Three main challenge groups were identified:
- Technological R&D – insufficient funds to develop key technologies & limited domestic market size and inadequate incentives for innovation
- Industry development – isolated R&D and marketing strategies & lack of international visibility and cooperation opportunities
- Regulation & infrastructure – the absence of UAS Test site and application scenarios & talent gap between academia and industry
Yet, such short-term opportunities as the market gap after the ban of DJI in the US could be leveraged to build up more long-term aspirations like the establishment of Urban Air Mobility (UAM). To further this ambitious agenda, a Roadmap for UAS developments in Taiwan has been formulated with the first action item being the assembly of the U-Team – UAV Industry Alliance.
GNSS-driven UTM solutions
In the end, a stimulating panel discussion took place where four speakers pitched their unique positioning solutions that promise to become the cornerstones of the future UTM system. Dr Chin-E Lin from Chang Jung Christian University showcased the results of the preliminary test of UTM in Taiwan, namely the Hierarchical UTM. The concept is based on the ADS-B-like communication infrastructure and differentiates between regional and nation UTM. So far, 12 LoRa GTS and 1 APRS GTS have been deployed in Southern Taiwan. This is planned to be further expanded to reach full coverage in Taiwan in 2022.

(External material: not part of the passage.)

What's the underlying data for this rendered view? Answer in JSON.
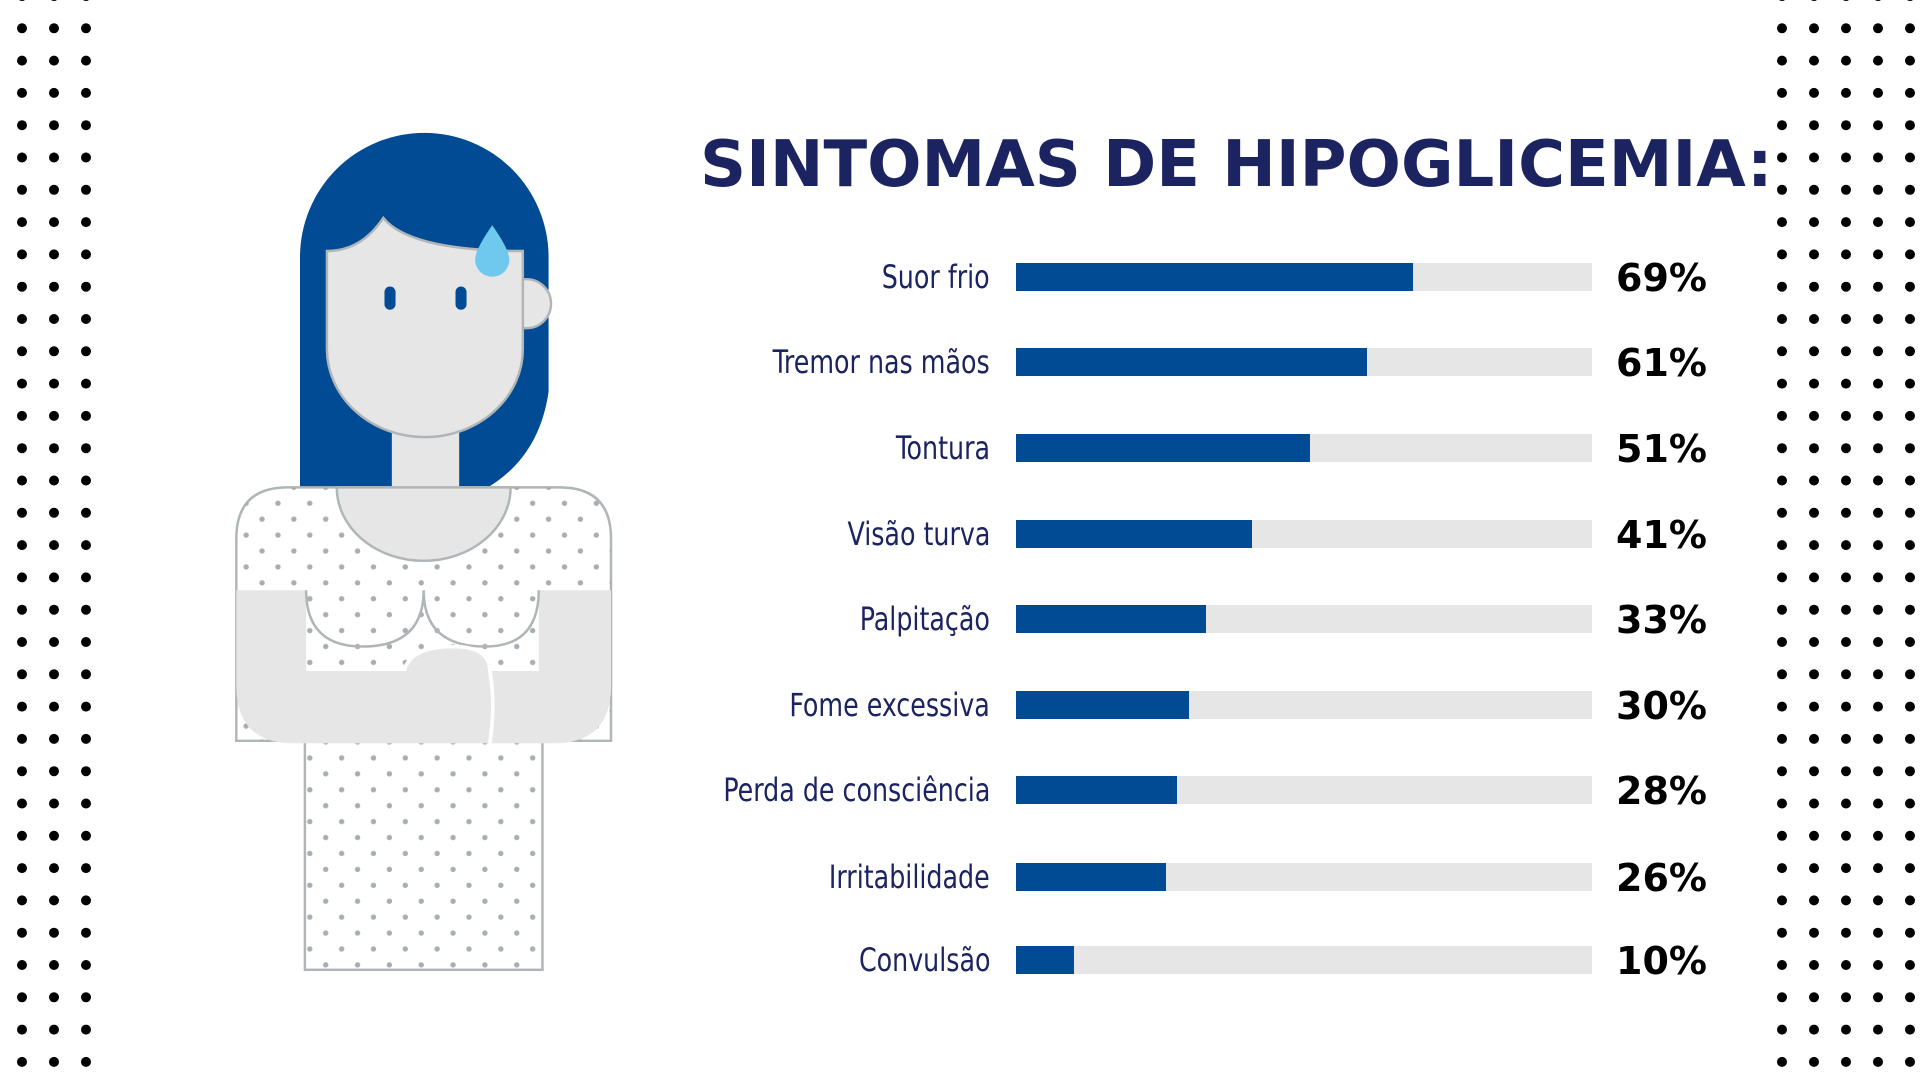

Next, Koen Meuleman – the Founder of Belgium-based Unifly – gave an insight into the company’s vision for the creation of the European UTM system with the key goal is to leverage the full potential of the EGNSS. The system development based on testing in a live environment in Antwerp, Belgium is conducted as part of the Project SAFIR.

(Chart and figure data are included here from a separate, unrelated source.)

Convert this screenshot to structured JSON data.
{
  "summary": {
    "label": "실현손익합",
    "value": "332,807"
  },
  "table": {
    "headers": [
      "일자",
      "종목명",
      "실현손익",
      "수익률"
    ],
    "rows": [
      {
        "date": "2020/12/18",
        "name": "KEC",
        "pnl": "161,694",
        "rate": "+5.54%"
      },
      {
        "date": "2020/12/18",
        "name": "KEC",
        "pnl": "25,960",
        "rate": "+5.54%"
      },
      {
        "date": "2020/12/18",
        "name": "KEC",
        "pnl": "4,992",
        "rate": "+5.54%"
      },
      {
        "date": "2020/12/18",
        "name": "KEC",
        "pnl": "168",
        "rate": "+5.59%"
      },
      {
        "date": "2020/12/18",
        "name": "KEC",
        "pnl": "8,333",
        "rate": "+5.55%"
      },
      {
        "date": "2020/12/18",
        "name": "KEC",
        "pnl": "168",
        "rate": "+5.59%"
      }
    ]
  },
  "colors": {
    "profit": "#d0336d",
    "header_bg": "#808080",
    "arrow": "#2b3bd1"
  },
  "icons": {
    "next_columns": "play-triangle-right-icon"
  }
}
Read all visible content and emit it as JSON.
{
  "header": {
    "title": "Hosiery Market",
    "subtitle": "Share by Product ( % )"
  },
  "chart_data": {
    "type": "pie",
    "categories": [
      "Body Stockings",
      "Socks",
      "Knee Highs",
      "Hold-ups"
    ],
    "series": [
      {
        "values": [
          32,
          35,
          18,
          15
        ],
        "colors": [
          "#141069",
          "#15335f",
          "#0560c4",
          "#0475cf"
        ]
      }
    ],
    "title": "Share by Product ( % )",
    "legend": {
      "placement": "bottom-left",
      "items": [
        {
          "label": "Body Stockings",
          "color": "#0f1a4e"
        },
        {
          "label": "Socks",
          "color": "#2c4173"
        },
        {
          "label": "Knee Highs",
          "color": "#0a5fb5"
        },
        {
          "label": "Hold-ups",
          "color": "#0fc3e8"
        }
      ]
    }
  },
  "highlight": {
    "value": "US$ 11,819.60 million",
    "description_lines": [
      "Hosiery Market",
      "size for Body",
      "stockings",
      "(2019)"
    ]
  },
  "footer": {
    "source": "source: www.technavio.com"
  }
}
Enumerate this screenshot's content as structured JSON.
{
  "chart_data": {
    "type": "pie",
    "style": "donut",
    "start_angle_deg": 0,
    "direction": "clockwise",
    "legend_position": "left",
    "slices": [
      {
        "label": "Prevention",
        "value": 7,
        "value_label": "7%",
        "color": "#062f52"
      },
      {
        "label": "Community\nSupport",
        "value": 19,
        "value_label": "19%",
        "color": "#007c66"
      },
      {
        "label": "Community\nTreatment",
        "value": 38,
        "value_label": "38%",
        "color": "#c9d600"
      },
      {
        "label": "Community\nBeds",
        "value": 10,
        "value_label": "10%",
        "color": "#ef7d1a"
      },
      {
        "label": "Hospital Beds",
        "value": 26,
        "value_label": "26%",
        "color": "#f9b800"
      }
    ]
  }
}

Then Dr Ke-she Li – the COO of Taiwan-based Drone Cloud Service and Management, Earthbook Inc – presented their 4D DaaS Platform. The system intelligently embeds 3D models on a map and provides crucial learnings such as temporal or spatial overlaps that enables real-time drone positioning and collision avoidance.
Lastly, André Bauerhin – the COO of Germany-based Navcast for Drones, SpaceOpal – shed light on the firm’s global GNSS Precise Point Positioning (PPP). The service enables centimetre-level accuracy and fast convergence times for end-users worldwide. Moreover, elements like authentication, integrity, recording, alarming, as well as safe and secure dissemination further tailor the service to the needs of UTM applications.
Outlook for the future
It is still not fully clear how the UTM system landscape will evolve and which ultimate shape they will take, especially considering the differences in approaches employed by various involved European and Asian parties. What could be said for certain, however, is that Galileo with its unique differentiators has all the potential to become the key powering technology for the future of unmanned air mobility.